Demokratische Erweckung

Goro Miyazaki betont, dass er keinen vergangenheitsverklärenden Film machen wollte. Ihm sei es wichtig gewesen, den Zusammenhalt des Pärchens in Zeiten des Wandels und mit einer ungewissen Zukunft zu zeigen. So wartet man zum Beispiel ungeduldig darauf, dass Umi aus ihrem Dasein als Ersatzhausfrau ausbricht, doch vergebens. Miyazaki geht es weniger um eine Befreiung im persönlichen Raum, sondern vielmehr um die demokratische Erweckung einer Generation. Umis Drama entspinnt sich, als sie herausfindet, dass Shun und sie ein Familiengeheimnis verbindet. Mühsam versuchen die beiden, das Schweigen zu durchdringen, das alles umgibt, als weiteres Beispiel für den verklausulierten Umgang mit persönlicher und gemeinsamer Geschichte in Japan. So bleibt die Revolte der beiden eine Geste, der Erhalt des Clubhauses ein Symbol für die Mühe, sich einer alles vertuschenden Moderne entgegenzustellen.
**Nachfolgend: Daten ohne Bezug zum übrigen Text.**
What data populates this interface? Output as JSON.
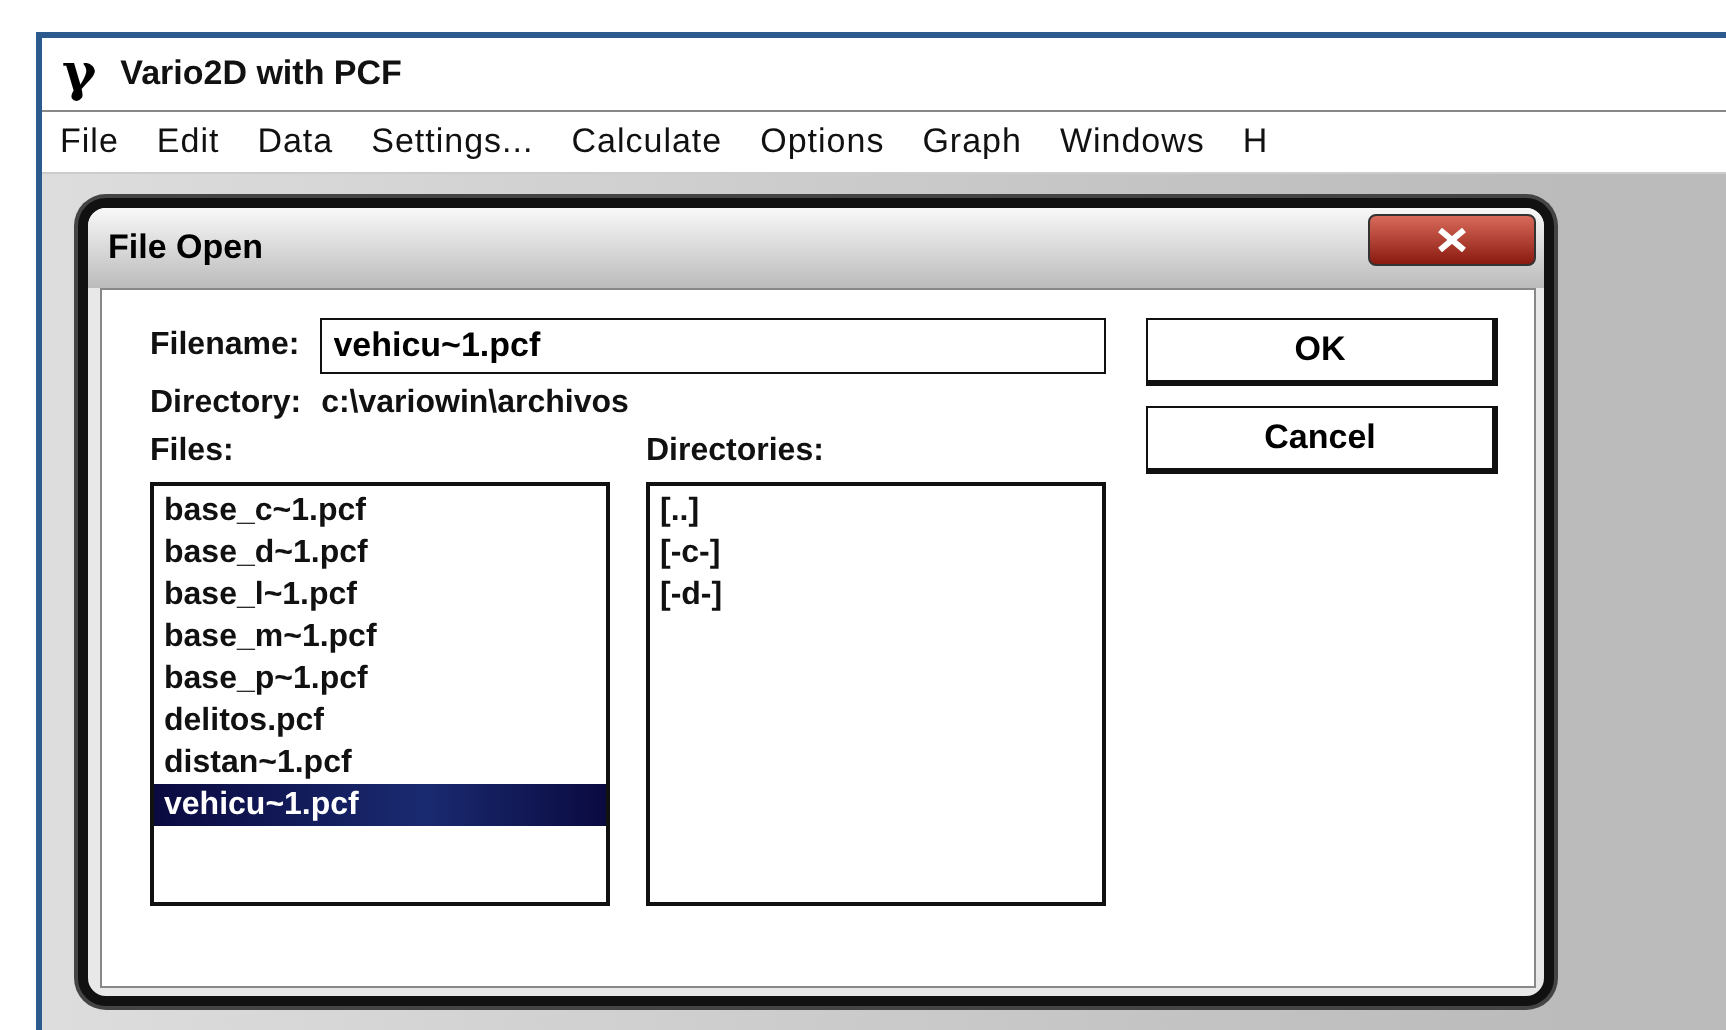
{
  "window": {
    "icon": "γ",
    "title": "Vario2D with PCF"
  },
  "menu": [
    "File",
    "Edit",
    "Data",
    "Settings...",
    "Calculate",
    "Options",
    "Graph",
    "Windows",
    "H"
  ],
  "dialog": {
    "title": "File Open",
    "filename": {
      "label": "Filename:",
      "value": "vehicu~1.pcf"
    },
    "directory": {
      "label": "Directory:",
      "value": "c:\\variowin\\archivos"
    },
    "files": {
      "label": "Files:",
      "items": [
        {
          "name": "base_c~1.pcf",
          "selected": false
        },
        {
          "name": "base_d~1.pcf",
          "selected": false
        },
        {
          "name": "base_l~1.pcf",
          "selected": false
        },
        {
          "name": "base_m~1.pcf",
          "selected": false
        },
        {
          "name": "base_p~1.pcf",
          "selected": false
        },
        {
          "name": "delitos.pcf",
          "selected": false
        },
        {
          "name": "distan~1.pcf",
          "selected": false
        },
        {
          "name": "vehicu~1.pcf",
          "selected": true
        }
      ]
    },
    "directories": {
      "label": "Directories:",
      "items": [
        {
          "name": "[..]",
          "selected": false
        },
        {
          "name": "[-c-]",
          "selected": false
        },
        {
          "name": "[-d-]",
          "selected": false
        }
      ]
    },
    "buttons": [
      "OK",
      "Cancel"
    ]
  }
}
Nostalgie kommt natürlich doch auf, nicht nur durch die zeitgenössische Musik, die eine Zeit vor Internetradio und Mp3-Playern heraufbeschwört. Auch die sehr klassische Anime-Bildsprache mit ihren weichen Zeichnungen unterstreicht die wattige Atmosphäre der Erzählung, Goro Miyzaki verzichtet auf die spektakulären, vor Phantasie berstenden Bilder, die seinen Vater so berühmt gemacht haben. Er sucht einen subtileren Weg. Und das ist kein schlechter.


Der Mohnblumenberg. Start: 21. November. Regie: Goro Miyazaki.